Date of Birth : Aug 11th 1965
Tony Award-winning American actress mostly known for her theatre work.
In 2001, she was awarded the Tony Award for Best Performance by a Featured Actress in a Play for her portrayal of “Tonya” in King Hedley II, a “35-year-old mother fighting eloquently for the right to abort a pregnancy” She has also received two Drama Desk Awards, for her work in King Headley II and in 2004, for her work in an off-Broadway producction of Intimate Apparel.
Davis has also had roles in numerous films, including three films by Steven Soderbergh (Out of Sight, Solaris, and Traffic). Her television work includes a recurring role in Law & Order: Special Victims Unit and a starring role in the short-lived Traveler.
Davis was born in South Carolina; her family moved to Central Falls, Rhode Island when she was quite young, a town which at the time Davis experienced as a “rough, all-white community where the racism was naked as a newborn piglet.” interesting to note that Central Falls has the lowest percentage of non-hispanic whites in Rhode Island.
Davis majored in theatre at Rhode Island College, graduating in 1988; in 2002 she received an honorary Doctor of Fine Arts from the college. She also attended The Juilliard School for four years, characterizing the experience as a “mixed blessing”:I’m happy that I went there. The school does what it says it wants to do, which is to stretch you as an actor, make you break old habits, expand you and make you more versatile. The problem is that it doesn’t celebrate the individual.
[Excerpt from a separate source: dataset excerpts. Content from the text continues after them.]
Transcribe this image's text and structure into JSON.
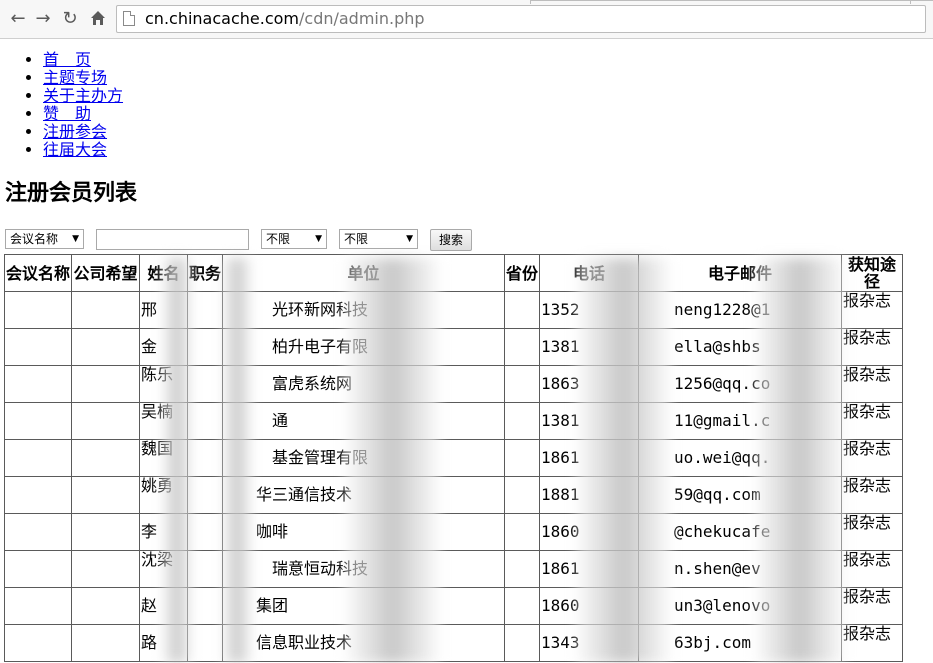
{
  "browser": {
    "back_icon": "arrow-left-icon",
    "forward_icon": "arrow-right-icon",
    "reload_icon": "reload-icon",
    "home_icon": "home-icon",
    "url_host": "cn.chinacache.com",
    "url_path": "/cdn/admin.php"
  },
  "nav": [
    {
      "label": "首　页"
    },
    {
      "label": "主题专场"
    },
    {
      "label": "关于主办方"
    },
    {
      "label": "赞　助"
    },
    {
      "label": "注册参会"
    },
    {
      "label": "往届大会"
    }
  ],
  "page_title": "注册会员列表",
  "filters": {
    "conference_select": "会议名称",
    "search_value": "",
    "select2": "不限",
    "select3": "不限",
    "search_button": "搜索"
  },
  "table": {
    "headers": [
      "会议名称",
      "公司希望",
      "姓名",
      "职务",
      "单位",
      "省份",
      "电话",
      "电子邮件",
      "获知途径"
    ],
    "rows": [
      {
        "name": "邢",
        "company": "光环新网科技",
        "phone": "1352",
        "email": "neng1228@1",
        "source": "报杂志"
      },
      {
        "name": "金",
        "company": "柏升电子有限",
        "phone": "1381",
        "email": "ella@shbs",
        "source": "报杂志"
      },
      {
        "name": "陈乐",
        "company": "富虎系统网",
        "phone": "1863",
        "email": "1256@qq.co",
        "source": "报杂志"
      },
      {
        "name": "吴楠",
        "company": "通",
        "phone": "1381",
        "email": "11@gmail.c",
        "source": "报杂志"
      },
      {
        "name": "魏国",
        "company": "基金管理有限",
        "phone": "1861",
        "email": "uo.wei@qq.",
        "source": "报杂志"
      },
      {
        "name": "姚勇",
        "company": "华三通信技术",
        "phone": "1881",
        "email": "59@qq.com",
        "source": "报杂志"
      },
      {
        "name": "李",
        "company": "咖啡",
        "phone": "1860",
        "email": "@chekucafe",
        "source": "报杂志"
      },
      {
        "name": "沈梁",
        "company": "瑞意恒动科技",
        "phone": "1861",
        "email": "n.shen@ev",
        "source": "报杂志"
      },
      {
        "name": "赵",
        "company": "集团",
        "phone": "1860",
        "email": "un3@lenovo",
        "source": "报杂志"
      },
      {
        "name": "路",
        "company": "信息职业技术",
        "phone": "1343",
        "email": "63bj.com",
        "source": "报杂志"
      }
    ]
  }
}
It stifles everything about you that makes you uniquely you.
In a September 2004 article published in American Theatre magazine, Davis commented on her frustration with casting directors who still think in broad racial stereotypes:When I graduated from Juilliard, I remember thinking that there was no difference between me and any other student in the school; I wanted to do what they were doing. I want to do what Meryl Streep is doing….hen you see black movies, they’re always urban and funny, with pretty much the same actors, which is not a bad thing. The travesty is when you’re not that: I don’t speak Ebonics. I’m too old to be a homegirl. I’m not funny like that—sitcom, WB-UPN funny. So if I’m not that, then sometimes to the acting community you can be considered nothing, as opposed to being a wide range of things.